Ahí están, entre otros, los textos de Clarice Lispector, Antonio Di Benedetto, Libertad Demitrópulos, João Guimarães Rosa, Hélène Cixous, Néstor Sánchez, Juan Gelman o Fleur Jaeggy. Están también los de Sara Gallardo.

De todas las novelas de esa autora –incluyendo la más famosa y premiada Los galgos, los galgos– Eisejuaz es, en mi opinión, la más alucinante. Narrada en forma fragmentaria, en la voz de un sujeto múltiple que se refiere a sí mismo como “yo, Lisandro Vega, Eisejuaz, Este También”, registra en fracturas, tanto cronológicas como espaciales, las peripecias de un indio wichí (místico o psicótico) del Chaco argentino que escucha voces de mensajeros –los ángeles del chancho, del tatú, de la serpiente– y las sigue al pie de la letra con el fin de “cumplir los tramos”, consagrarse “al Señor”.
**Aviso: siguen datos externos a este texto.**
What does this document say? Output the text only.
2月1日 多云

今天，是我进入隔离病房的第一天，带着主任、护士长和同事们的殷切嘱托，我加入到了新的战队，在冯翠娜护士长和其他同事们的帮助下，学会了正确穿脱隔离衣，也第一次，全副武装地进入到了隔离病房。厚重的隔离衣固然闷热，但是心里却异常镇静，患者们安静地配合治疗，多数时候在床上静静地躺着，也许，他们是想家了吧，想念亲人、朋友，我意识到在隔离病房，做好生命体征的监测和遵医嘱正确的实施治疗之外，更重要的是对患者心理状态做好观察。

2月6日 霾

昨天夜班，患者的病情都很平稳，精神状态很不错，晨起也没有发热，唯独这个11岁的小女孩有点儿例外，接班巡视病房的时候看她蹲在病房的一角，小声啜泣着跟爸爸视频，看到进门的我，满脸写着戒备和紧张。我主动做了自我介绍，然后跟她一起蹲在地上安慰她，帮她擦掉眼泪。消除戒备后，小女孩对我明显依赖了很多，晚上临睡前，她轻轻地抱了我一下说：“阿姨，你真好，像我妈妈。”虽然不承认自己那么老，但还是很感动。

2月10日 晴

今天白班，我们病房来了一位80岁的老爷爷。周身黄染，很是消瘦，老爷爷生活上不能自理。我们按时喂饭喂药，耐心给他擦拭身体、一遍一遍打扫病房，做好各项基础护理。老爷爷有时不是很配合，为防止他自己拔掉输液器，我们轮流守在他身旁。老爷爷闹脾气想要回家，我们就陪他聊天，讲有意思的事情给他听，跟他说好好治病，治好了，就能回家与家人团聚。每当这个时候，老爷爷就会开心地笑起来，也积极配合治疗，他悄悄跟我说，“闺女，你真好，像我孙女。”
Podría decirse que Sara Gallardo funda en el monólogo de enfermedad y muerte de este indio mataco una ficción de claro contenido indigenista. Los temas están ahí, inevitables: la violencia taimada del poder, los distintos sistemas de creencias cristianas o evangelistas que colonizan a las comunidades indígenas, los infinitos rostros de la miseria, prostitución y abandono que genera la dominación, la frontera entre el monte y la ciudad (ambos mortíferos), los sueños, cantos y diálogos con el cosmos que invoca el chamán, con la ayuda visionaria de la semilla del cebil, para ejercer sus tareas de sanación comunitaria.

Se diría una ficción plena de acentos prehispanos, a condición de aclarar que su prosa está hecha con retazos de cultura y de conciencia, de apropiación y de préstamos, donde no faltan las innovaciones de la ficción europea y norteamericana del siglo XX. El resultado es una verdadera experiencia lingüística: nada más lejos de la trivialidad mimética. Aquí los modismos se inventan, la sintaxis queda del todo descentrada y el tono coincide con la variación permanente de las cuerdas que se tocan.
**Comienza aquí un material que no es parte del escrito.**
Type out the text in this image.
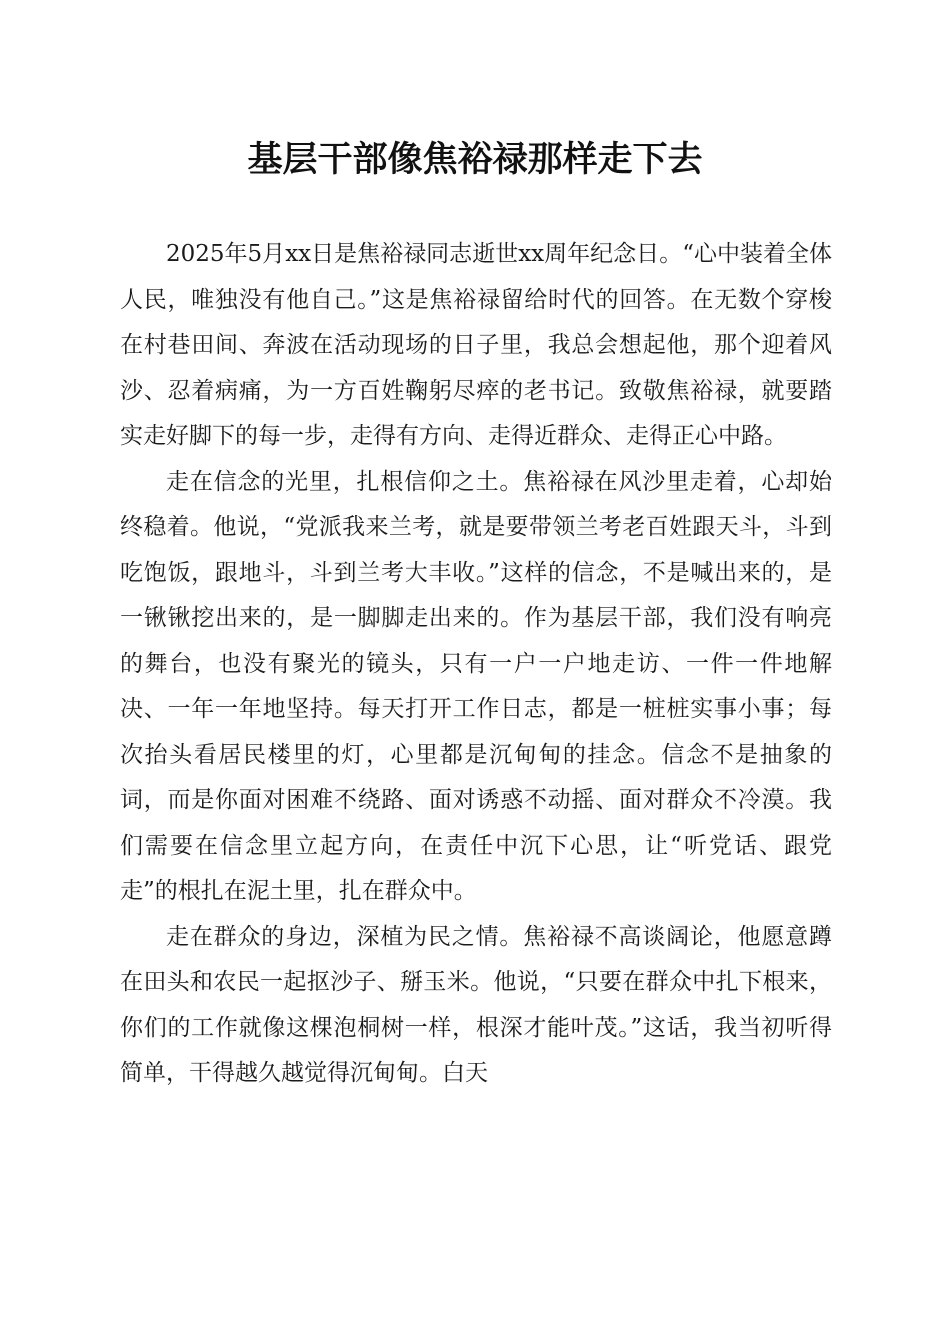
基层干部像焦裕禄那样走下去

2025年5月xx日是焦裕禄同志逝世xx周年纪念日。“心中装着全体人民，唯独没有他自己。”这是焦裕禄留给时代的回答。在无数个穿梭在村巷田间、奔波在活动现场的日子里，我总会想起他，那个迎着风沙、忍着病痛，为一方百姓鞠躬尽瘁的老书记。致敬焦裕禄，就要踏实走好脚下的每一步，走得有方向、走得近群众、走得正心中路。

走在信念的光里，扎根信仰之土。焦裕禄在风沙里走着，心却始终稳着。他说，“党派我来兰考，就是要带领兰考老百姓跟天斗，斗到吃饱饭，跟地斗，斗到兰考大丰收。”这样的信念，不是喊出来的，是一锹锹挖出来的，是一脚脚走出来的。作为基层干部，我们没有响亮的舞台，也没有聚光的镜头，只有一户一户地走访、一件一件地解决、一年一年地坚持。每天打开工作日志，都是一桩桩实事小事；每次抬头看居民楼里的灯，心里都是沉甸甸的挂念。信念不是抽象的词，而是你面对困难不绕路、面对诱惑不动摇、面对群众不冷漠。我们需要在信念里立起方向，在责任中沉下心思，让“听党话、跟党走”的根扎在泥土里，扎在群众中。

走在群众的身边，深植为民之情。焦裕禄不高谈阔论，他愿意蹲在田头和农民一起抠沙子、掰玉米。他说，“只要在群众中扎下根来，你们的工作就像这棵泡桐树一样，根深才能叶茂。”这话，我当初听得简单，干得越久越觉得沉甸甸。白天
Martín Kohan, que escribió el prólogo a la reedición del libro para la editorial El Cuenco de Plata, lo explicó bien. Eisejuaz se instala lejos de la convención indigenista al tiempo que se nutre de la despojada parquedad del habla indígena, y de sus idiosincrasias lingüísticas para sumirnos, como lectores, en “un estado de vacilación perdurable”.

Los recursos son múltiples y él los enumera: “el subrayado de la negación (‘Nada no había’, ‘nada no pasó’, ‘nada no hablé’, ‘nadie no contestó’) o esa forma inusual de lo impersonal (‘se cumplimos años’, ‘se enfermamos’, ‘se vamos a morir’) que son tan profundamente existenciales y tan prodigiosamente literarios”.

Yo agregaría otras virtudes: la contundencia rítmica que imprime el uso de la frase corta, repetitiva, sincopada como un verso (“Murió entonces. Ha muerto. Murió entonces, mi mujer”), la marcada agramaticalidad de la prosa (“Removieron lo verde, se doblaron, se rompe” / “Aquel que sabe lo por qué”), el dislocamiento expositivo (“Vacía de mensajeros, el corazón se estaba por apagar. Hueca, el alma por irse” / “Como estuve curado, me sentaba y miraba”) y el uso reiterado de la elipsis (“Él ni nada. Como muerto. Y semejante mugre”) que terminan produciendo algo así como una imitación literaria del silencio.

El resto –todo el catálogo de trabajos que tuvo Eisejuaz (como ayudante en el hotel de doña Eulalia, como jefe de los tobas en la misión, como capataz en el aserradero, como guardián del burdel del pueblo)– lo entrevemos a través de un proceso constante de interiorización de sus semejantes, de los acontecimientos y del espacio circundante, incluso lo que sucede con el supuesto objeto de su apostolado, la misión de salvar al personaje abyecto de Paqui, a quien cree un enviado del Señor.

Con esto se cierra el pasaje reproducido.